There are several entrances. Daily fees are charged per car or seven-day passes may be purchased . Visits are unlimited with an annual pass.
Mount Rainier National Park - established on 02 March 1899, contains vast expanses of pristine old-growth forests, sub-alpine flower meadows, spectacular alpine scenery, and great opportunity for stimulating outdoor activities. Mount Rainier National Park is the fifth oldest national park in the United States. The park has the greatest single-peak glacial system in the United States. Glaciers radiate from the summit and slopes of the 14,411 foot volcano.
The seasons and elevation play a big role in determining where you may best find wildlife. In summer, chipmunks, chickarees, ground squirrels, marmots, and pika are commonly seen mammals. Clark's nutcrackers, gray jays, Steller's jays, and ravens are commonly seen birds. Deer are frequently seen, but black bear, elk, and mountain goats are more elusive. Look for elk on the east side of the park in September. The color of black bear may be brown, tan or blond, and to see one is a rare treat. Mountain goats stay close to the high country cliffs
There are several entrances to the park, but the one closest to Greenwater and Crystal Mountain is the White River entrance. From the SR-410 / Crystal Mountain junction, you continue along SR-410 to the Sunrise turn off. Wind your way up to Sunrise Visitor Center where you will find lots of parking and many hiking trails. Mount Rainier is so close you will want to reach out and touch it. The views are amazing and the air is clean and refreshing.
The White River entrance is closed in the winter months due to snowfall and usually reopens in May.
Leave the park and return to SR-410. Turn right and head for Eastern Washington again steadily climbing. Eventually you will arrive at Cayuse Pass - the junction of SR-410 & SR-123 which takes you down the other side of Mount Rainier towards Tacoma and Portland, Oregon. Continue right onto SR-123 for three of four miles listening for the rushing of cascading waterfalls hidden in the trees.
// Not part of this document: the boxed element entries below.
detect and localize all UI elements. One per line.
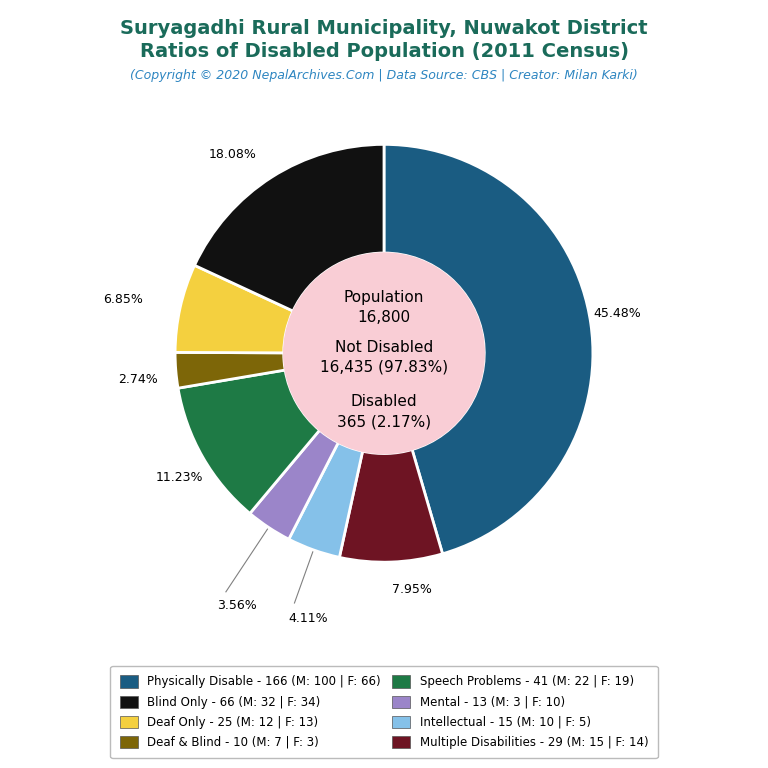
Text: Population
16,800: Population 16,800	[344, 290, 424, 325]
Wedge shape	[194, 144, 384, 311]
Text: Disabled
365 (2.17%): Disabled 365 (2.17%)	[337, 395, 431, 429]
Wedge shape	[175, 265, 293, 353]
Text: Ratios of Disabled Population (2011 Census): Ratios of Disabled Population (2011 Cens…	[140, 42, 628, 61]
Text: 6.85%: 6.85%	[104, 293, 144, 306]
Legend: Physically Disable - 166 (M: 100 | F: 66), Blind Only - 66 (M: 32 | F: 34), Deaf: Physically Disable - 166 (M: 100 | F: 66…	[111, 666, 657, 758]
Circle shape	[283, 253, 485, 454]
Text: 11.23%: 11.23%	[155, 471, 203, 484]
Text: 18.08%: 18.08%	[209, 147, 257, 161]
Wedge shape	[384, 144, 593, 554]
Wedge shape	[175, 353, 285, 388]
Wedge shape	[339, 449, 442, 562]
Text: 4.11%: 4.11%	[289, 612, 329, 625]
Text: 7.95%: 7.95%	[392, 583, 432, 596]
Text: Not Disabled
16,435 (97.83%): Not Disabled 16,435 (97.83%)	[320, 340, 448, 375]
Wedge shape	[178, 370, 319, 514]
Text: 3.56%: 3.56%	[217, 599, 257, 612]
Wedge shape	[289, 442, 362, 558]
Wedge shape	[250, 430, 338, 539]
Text: 2.74%: 2.74%	[118, 373, 158, 386]
Text: (Copyright © 2020 NepalArchives.Com | Data Source: CBS | Creator: Milan Karki): (Copyright © 2020 NepalArchives.Com | Da…	[130, 69, 638, 82]
Text: 45.48%: 45.48%	[594, 307, 641, 319]
Text: Suryagadhi Rural Municipality, Nuwakot District: Suryagadhi Rural Municipality, Nuwakot D…	[120, 19, 648, 38]
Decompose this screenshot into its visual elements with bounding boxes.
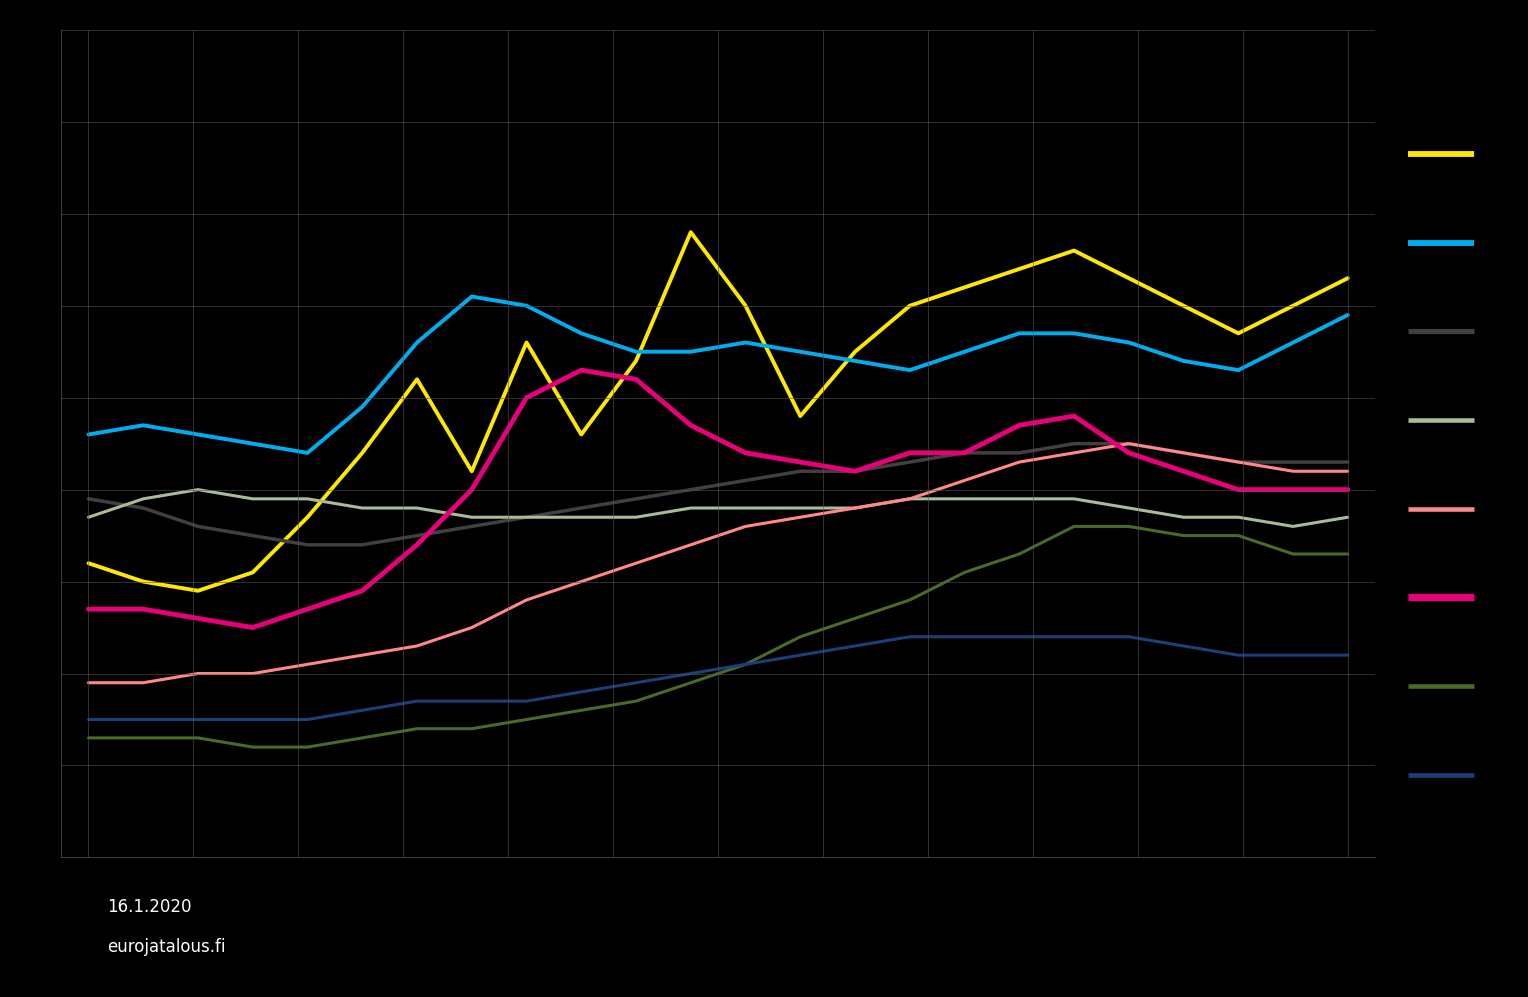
Text: 16.1.2020: 16.1.2020: [107, 898, 191, 916]
Text: eurojatalous.fi: eurojatalous.fi: [107, 938, 226, 956]
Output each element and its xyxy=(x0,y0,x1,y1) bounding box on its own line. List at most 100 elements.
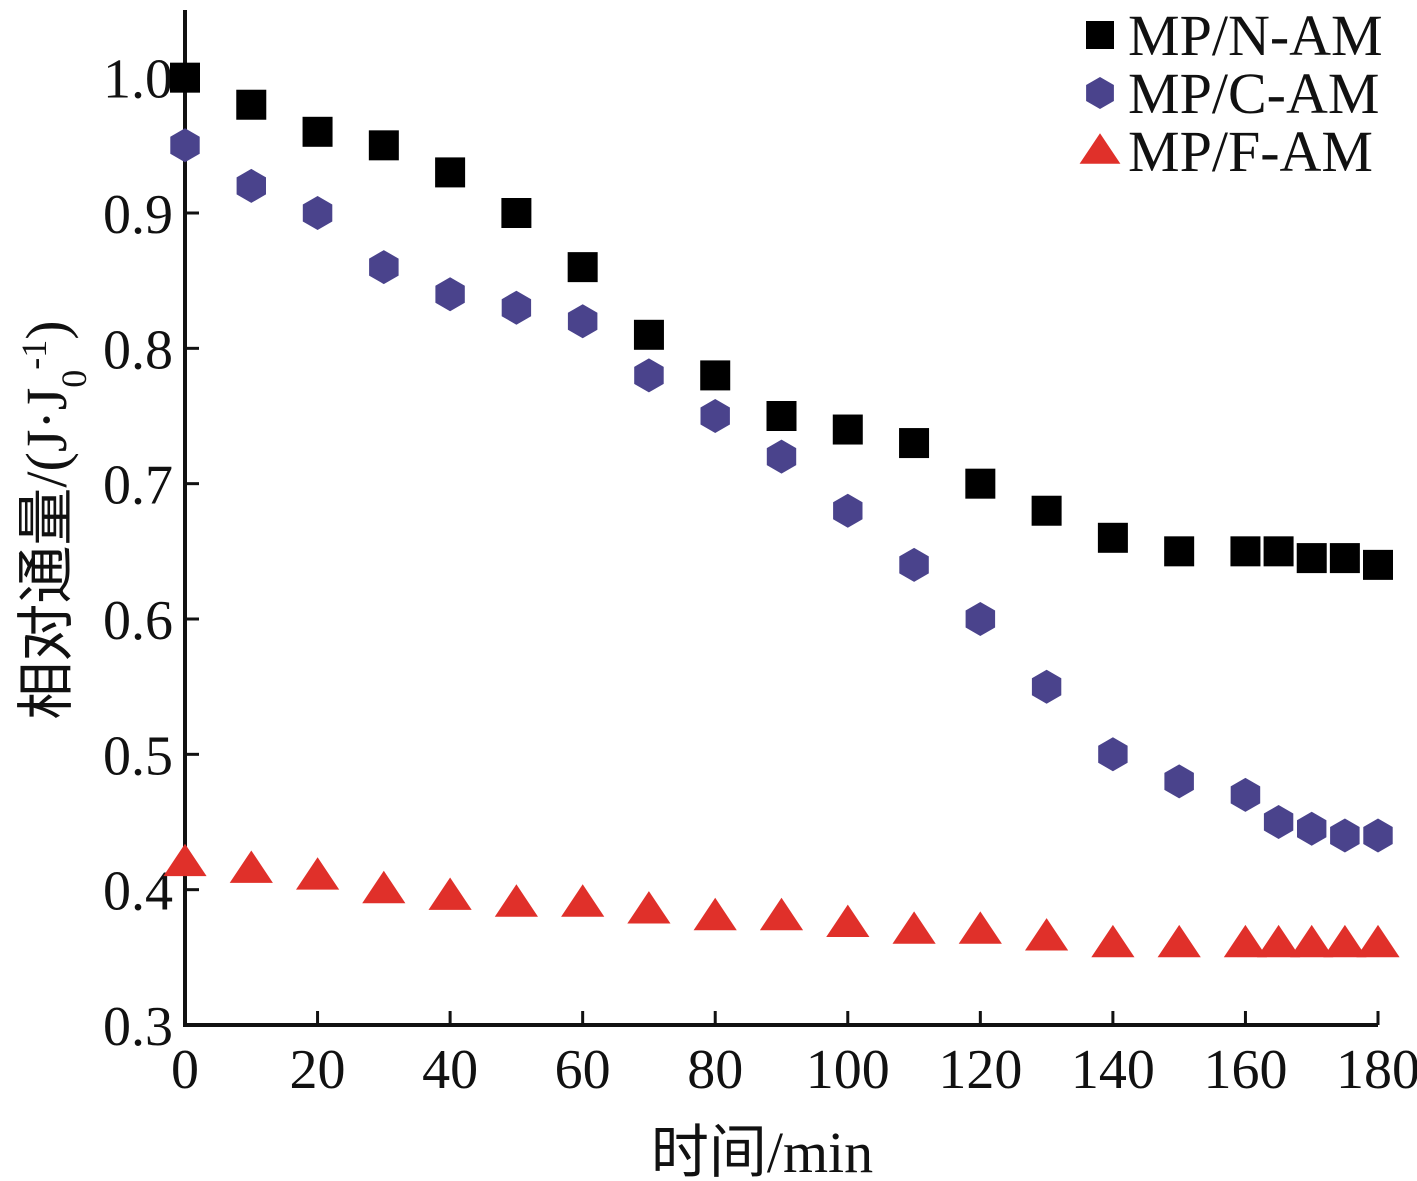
y-axis-title-sup: -1 xyxy=(14,340,54,370)
data-point xyxy=(567,304,598,339)
data-point xyxy=(1296,543,1327,574)
legend-marker xyxy=(1086,77,1114,109)
data-point xyxy=(435,157,466,188)
data-point xyxy=(1157,924,1201,958)
legend-item: MP/C-AM xyxy=(1086,61,1379,126)
data-point xyxy=(1263,805,1294,839)
data-point xyxy=(693,897,737,931)
data-point xyxy=(1091,924,1135,958)
data-point xyxy=(1031,495,1062,526)
data-point xyxy=(1356,924,1400,958)
data-point xyxy=(965,602,996,636)
y-axis-title-close: ) xyxy=(14,320,79,339)
y-axis-title-main: 相对通量/(J·J xyxy=(14,388,79,720)
x-tick-label: 100 xyxy=(806,1039,890,1101)
data-point xyxy=(833,493,863,528)
y-tick-label: 0.8 xyxy=(103,319,173,381)
series-mp-f-am xyxy=(163,843,1400,958)
data-point xyxy=(634,358,664,393)
data-point xyxy=(170,128,200,163)
data-point xyxy=(170,62,200,93)
x-tick-label: 140 xyxy=(1071,1039,1155,1101)
legend-label: MP/F-AM xyxy=(1128,119,1373,184)
y-tick-label: 0.3 xyxy=(103,996,173,1058)
data-point xyxy=(567,252,598,283)
data-point xyxy=(229,850,273,883)
data-point xyxy=(826,904,870,937)
data-point xyxy=(1164,536,1195,567)
legend-label: MP/N-AM xyxy=(1128,3,1383,68)
data-point xyxy=(302,116,333,147)
data-point xyxy=(1223,924,1267,958)
data-point xyxy=(494,884,538,917)
data-point xyxy=(1164,764,1194,799)
x-tick-label: 160 xyxy=(1203,1039,1287,1101)
data-point xyxy=(302,196,333,230)
data-point xyxy=(759,897,804,931)
data-point xyxy=(766,401,797,431)
data-point xyxy=(1031,669,1062,704)
data-point xyxy=(1025,918,1069,951)
y-tick-label: 0.9 xyxy=(103,184,173,246)
ticks-layer: 0 20 40 60 80 100 120 140 160 180 0.3 0.4 0.5 0.6 0.7 0… xyxy=(103,49,1417,1101)
x-tick-label: 120 xyxy=(938,1039,1022,1101)
data-point xyxy=(368,130,399,161)
series-mp-n-am xyxy=(170,62,1393,580)
x-tick-label: 80 xyxy=(687,1039,743,1101)
legend-marker xyxy=(1079,133,1121,164)
data-point xyxy=(561,884,605,917)
y-tick-label: 0.7 xyxy=(103,455,173,517)
marks-layer xyxy=(163,62,1400,958)
legend-marker xyxy=(1086,21,1114,49)
data-point xyxy=(899,428,930,459)
data-point xyxy=(1297,811,1327,846)
data-point xyxy=(236,89,267,120)
data-point xyxy=(1230,777,1261,812)
x-tick-label: 20 xyxy=(290,1039,346,1101)
y-tick-label: 0.4 xyxy=(103,861,173,923)
data-point xyxy=(1290,924,1334,958)
y-tick-label: 1.0 xyxy=(103,49,173,111)
x-tick-label: 180 xyxy=(1336,1039,1417,1101)
data-point xyxy=(501,290,532,325)
data-point xyxy=(892,911,936,944)
data-point xyxy=(832,414,863,445)
data-point xyxy=(1097,522,1128,553)
data-point xyxy=(965,468,996,499)
legend-label: MP/C-AM xyxy=(1128,61,1379,126)
data-point xyxy=(362,870,406,904)
data-point xyxy=(369,250,399,285)
y-axis-title: 相对通量/(J·J0-1) xyxy=(14,320,94,719)
data-point xyxy=(627,891,671,924)
data-point xyxy=(1330,818,1360,853)
x-tick-label: 60 xyxy=(555,1039,611,1101)
y-tick-label: 0.6 xyxy=(103,590,173,652)
x-tick-label: 0 xyxy=(171,1039,199,1101)
data-point xyxy=(700,399,730,433)
data-point xyxy=(435,277,465,312)
y-axis-title-sub: 0 xyxy=(54,370,94,388)
data-point xyxy=(1363,818,1393,853)
data-point xyxy=(296,857,340,890)
data-point xyxy=(501,198,532,228)
data-point xyxy=(899,547,929,582)
data-point xyxy=(428,877,472,910)
legend-item: MP/F-AM xyxy=(1079,119,1373,184)
data-point xyxy=(1230,536,1261,567)
data-point xyxy=(766,439,797,474)
series-mp-c-am xyxy=(170,128,1393,853)
data-point xyxy=(1263,536,1294,567)
data-point xyxy=(1363,549,1393,580)
data-point xyxy=(958,911,1002,944)
data-point xyxy=(700,360,731,391)
x-tick-label: 40 xyxy=(422,1039,478,1101)
data-point xyxy=(633,319,664,350)
data-point xyxy=(163,843,207,877)
legend-item: MP/N-AM xyxy=(1086,3,1383,68)
data-point xyxy=(1098,737,1128,772)
data-point xyxy=(236,168,266,203)
x-axis-title: 时间/min xyxy=(651,1120,873,1181)
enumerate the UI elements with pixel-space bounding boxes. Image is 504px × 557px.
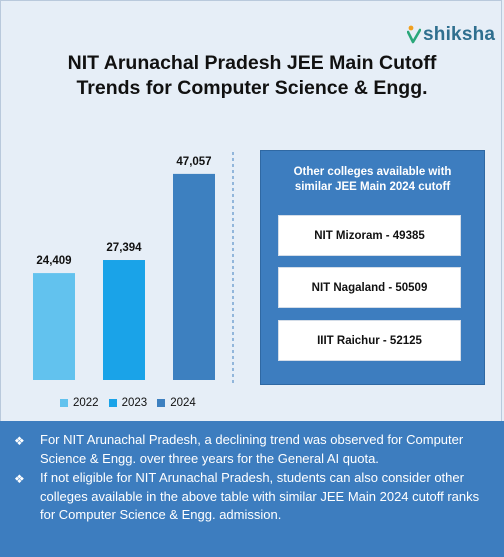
- note-text: For NIT Arunachal Pradesh, a declining t…: [40, 432, 464, 466]
- legend-swatch-2022: [60, 399, 68, 407]
- notes-section: ❖ For NIT Arunachal Pradesh, a declining…: [0, 421, 504, 557]
- page-title: NIT Arunachal Pradesh JEE Main Cutoff Tr…: [20, 51, 484, 101]
- legend-label-2024: 2024: [170, 397, 196, 409]
- legend-swatch-2024: [157, 399, 166, 407]
- panel-title-line-1: Other colleges available with: [293, 166, 452, 178]
- college-item-iiit-raichur[interactable]: IIIT Raichur - 52125: [278, 320, 461, 361]
- note-item: ❖ If not eligible for NIT Arunachal Prad…: [14, 469, 490, 525]
- legend-label-2023: 2023: [121, 397, 148, 409]
- diamond-bullet-icon: ❖: [14, 434, 25, 448]
- diamond-bullet-icon: ❖: [14, 472, 25, 486]
- legend-item-2024: 2024: [157, 397, 196, 409]
- title-line-2: Trends for Computer Science & Engg.: [76, 77, 428, 99]
- shiksha-logo[interactable]: shiksha: [407, 21, 495, 49]
- panel-title: Other colleges available with similar JE…: [261, 165, 484, 195]
- bar-chart: 24,409 27,394 47,057: [33, 152, 234, 386]
- bar-2022: [33, 273, 75, 380]
- bar-2023: [103, 260, 145, 380]
- shiksha-logo-icon: [407, 25, 421, 44]
- note-text: If not eligible for NIT Arunachal Prades…: [40, 470, 480, 522]
- college-item-nit-mizoram[interactable]: NIT Mizoram - 49385: [278, 215, 461, 256]
- note-item: ❖ For NIT Arunachal Pradesh, a declining…: [14, 431, 490, 468]
- data-label-2024: 47,057: [176, 156, 211, 168]
- bar-2024: [173, 173, 215, 380]
- brand-name: shiksha: [423, 24, 496, 45]
- title-line-1: NIT Arunachal Pradesh JEE Main Cutoff: [67, 52, 437, 74]
- chart-legend: 2022 2023 2024: [60, 397, 206, 409]
- data-label-2023: 27,394: [106, 242, 142, 254]
- college-item-nit-nagaland[interactable]: NIT Nagaland - 50509: [278, 267, 461, 308]
- data-label-2022: 24,409: [36, 255, 71, 267]
- legend-swatch-2023: [108, 399, 117, 407]
- legend-label-2022: 2022: [73, 397, 99, 409]
- similar-colleges-panel: Other colleges available with similar JE…: [260, 150, 485, 385]
- legend-item-2022: 2022: [60, 397, 99, 409]
- legend-item-2023: 2023: [108, 397, 148, 409]
- panel-title-line-2: similar JEE Main 2024 cutoff: [294, 181, 451, 193]
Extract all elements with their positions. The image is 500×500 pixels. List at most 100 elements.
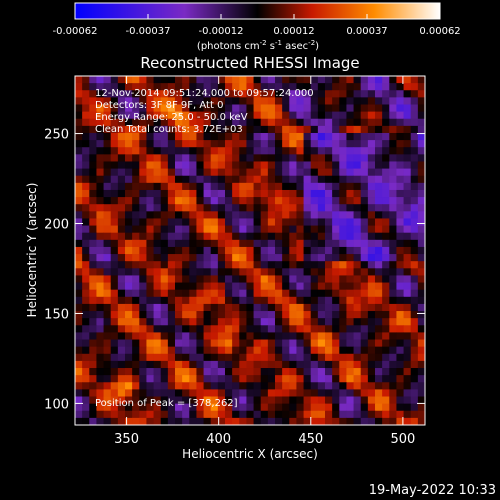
heatmap-cell [232, 182, 240, 191]
annotation-block: 12-Nov-2014 09:51:24.000 to 09:57:24.000… [95, 88, 314, 409]
heatmap-cell [103, 140, 112, 148]
heatmap-cell [89, 403, 97, 412]
heatmap-cell [89, 303, 97, 312]
heatmap-cell [89, 161, 97, 169]
heatmap-cell [339, 403, 347, 412]
heatmap-cell [196, 296, 204, 305]
heatmap-cell [96, 154, 104, 162]
heatmap-cell [332, 303, 340, 312]
heatmap-cell [153, 239, 162, 248]
heatmap-cell [310, 396, 319, 405]
heatmap-cell [217, 204, 226, 212]
heatmap-cell [89, 332, 97, 340]
heatmap-cell [175, 375, 183, 383]
heatmap-cell [410, 410, 419, 419]
heatmap-cell [203, 97, 212, 105]
heatmap-cell [396, 389, 404, 397]
heatmap-cell [239, 353, 247, 362]
heatmap-cell [375, 132, 383, 141]
heatmap-cell [146, 204, 154, 212]
heatmap-cell [289, 389, 297, 397]
heatmap-cell [339, 175, 347, 184]
heatmap-cell [275, 353, 283, 362]
heatmap-cell [403, 97, 412, 105]
heatmap-cell [246, 360, 254, 369]
heatmap-cell [103, 303, 112, 312]
heatmap-cell [210, 232, 219, 241]
heatmap-cell [167, 275, 176, 283]
heatmap-cell [239, 132, 247, 141]
heatmap-cell [417, 225, 426, 234]
heatmap-cell [332, 403, 340, 412]
heatmap-cell [267, 353, 276, 362]
heatmap-cell [382, 239, 390, 248]
heatmap-cell [410, 382, 419, 390]
heatmap-cell [360, 318, 369, 326]
heatmap-cell [332, 211, 340, 219]
heatmap-cell [110, 261, 119, 269]
heatmap-cell [282, 311, 290, 319]
heatmap-cell [196, 154, 204, 162]
heatmap-cell [296, 168, 304, 177]
heatmap-cell [289, 204, 297, 212]
heatmap-cell [103, 232, 112, 241]
heatmap-cell [225, 417, 233, 426]
heatmap-cell [260, 168, 269, 177]
heatmap-cell [103, 111, 112, 120]
heatmap-cell [82, 403, 90, 412]
heatmap-cell [103, 204, 112, 212]
heatmap-cell [267, 325, 276, 333]
heatmap-cell [232, 154, 240, 162]
heatmap-cell [367, 318, 376, 326]
heatmap-cell [389, 353, 397, 362]
colorbar-tick-label: 0.00012 [273, 26, 314, 37]
heatmap-cell [75, 83, 83, 91]
heatmap-cell [146, 175, 154, 184]
heatmap-cell [339, 346, 347, 355]
heatmap-cell [289, 218, 297, 226]
heatmap-cell [239, 389, 247, 397]
heatmap-cell [253, 104, 262, 113]
heatmap-cell [382, 318, 390, 326]
heatmap-cell [367, 368, 376, 376]
heatmap-cell [167, 90, 176, 98]
heatmap-cell [375, 182, 383, 191]
heatmap-cell [132, 318, 140, 326]
heatmap-cell [246, 204, 254, 212]
heatmap-cell [382, 261, 390, 269]
heatmap-cell [246, 368, 254, 376]
heatmap-cell [375, 104, 383, 113]
heatmap-cell [375, 211, 383, 219]
heatmap-cell [260, 104, 269, 113]
heatmap-cell [196, 140, 204, 148]
heatmap-cell [296, 246, 304, 255]
heatmap-cell [325, 275, 333, 283]
heatmap-cell [125, 261, 133, 269]
heatmap-cell [246, 239, 254, 248]
heatmap-cell [275, 410, 283, 419]
heatmap-cell [375, 140, 383, 148]
heatmap-cell [139, 76, 147, 84]
heatmap-cell [217, 410, 226, 419]
heatmap-cell [160, 225, 169, 234]
heatmap-cell [339, 168, 347, 177]
heatmap-cell [203, 168, 212, 177]
heatmap-cell [339, 189, 347, 198]
heatmap-cell [310, 311, 319, 319]
heatmap-cell [410, 132, 419, 141]
heatmap-cell [239, 147, 247, 155]
heatmap-cell [267, 125, 276, 134]
heatmap-cell [332, 275, 340, 283]
heatmap-cell [253, 189, 262, 198]
heatmap-cell [89, 289, 97, 298]
heatmap-cell [96, 403, 104, 412]
heatmap-cell [103, 339, 112, 348]
heatmap-cell [182, 118, 190, 127]
heatmap-cell [153, 104, 162, 113]
heatmap-cell [346, 339, 354, 348]
heatmap-cell [353, 204, 362, 212]
heatmap-cell [132, 204, 140, 212]
heatmap-cell [167, 403, 176, 412]
heatmap-cell [410, 268, 419, 276]
heatmap-cell [253, 182, 262, 191]
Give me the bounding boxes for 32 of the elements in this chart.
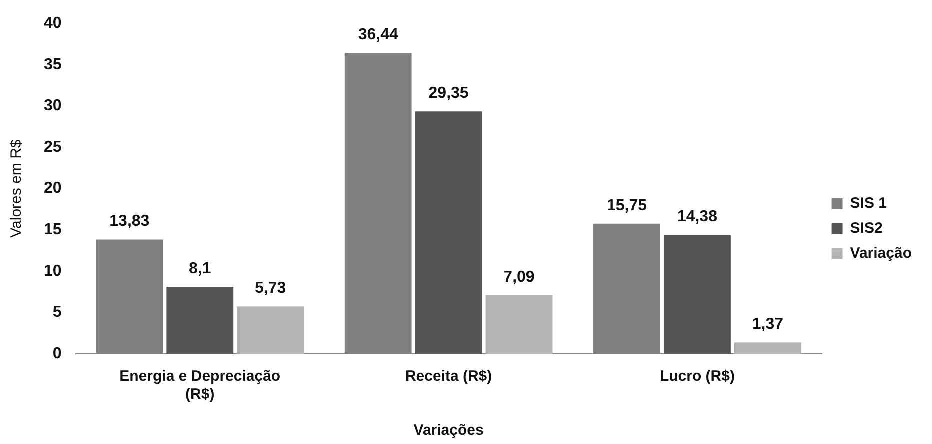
bar: [415, 112, 482, 354]
bar: [486, 295, 553, 354]
y-tick-label: 15: [44, 222, 62, 239]
y-axis-title: Valores em R$: [8, 139, 26, 238]
bar: [237, 306, 304, 354]
x-tick-label: Receita (R$): [405, 368, 492, 386]
data-label: 1,37: [752, 316, 784, 334]
data-label: 8,1: [189, 260, 212, 278]
y-tick-label: 35: [44, 56, 62, 74]
bar: [664, 235, 731, 354]
y-tick-label: 25: [44, 138, 62, 156]
data-label: 15,75: [606, 197, 648, 214]
legend-label: SIS 1: [850, 195, 887, 212]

Return to Cayuse Pass again, head east on to SR-410 and continue climbing even higher - around the hairpin bends - Mt. Rainier is on the left, now it's on the right, then it's straight in front, then it's right behind you - some of the most amazing alpine scenery you will ever see. Continue until you finally reach the summit - Chinook Pass...5430ft. About half a mile from the summit, look for Tipsoo Lake on the left - a peaceful alpine lake with gorgeous scenery and well worth stopping for an easy hike. Or continue to the top and pull into one of the parking lots there. You will feel like this is the top of the world as you gaze down the valley towards Yakima and Eastern Washington.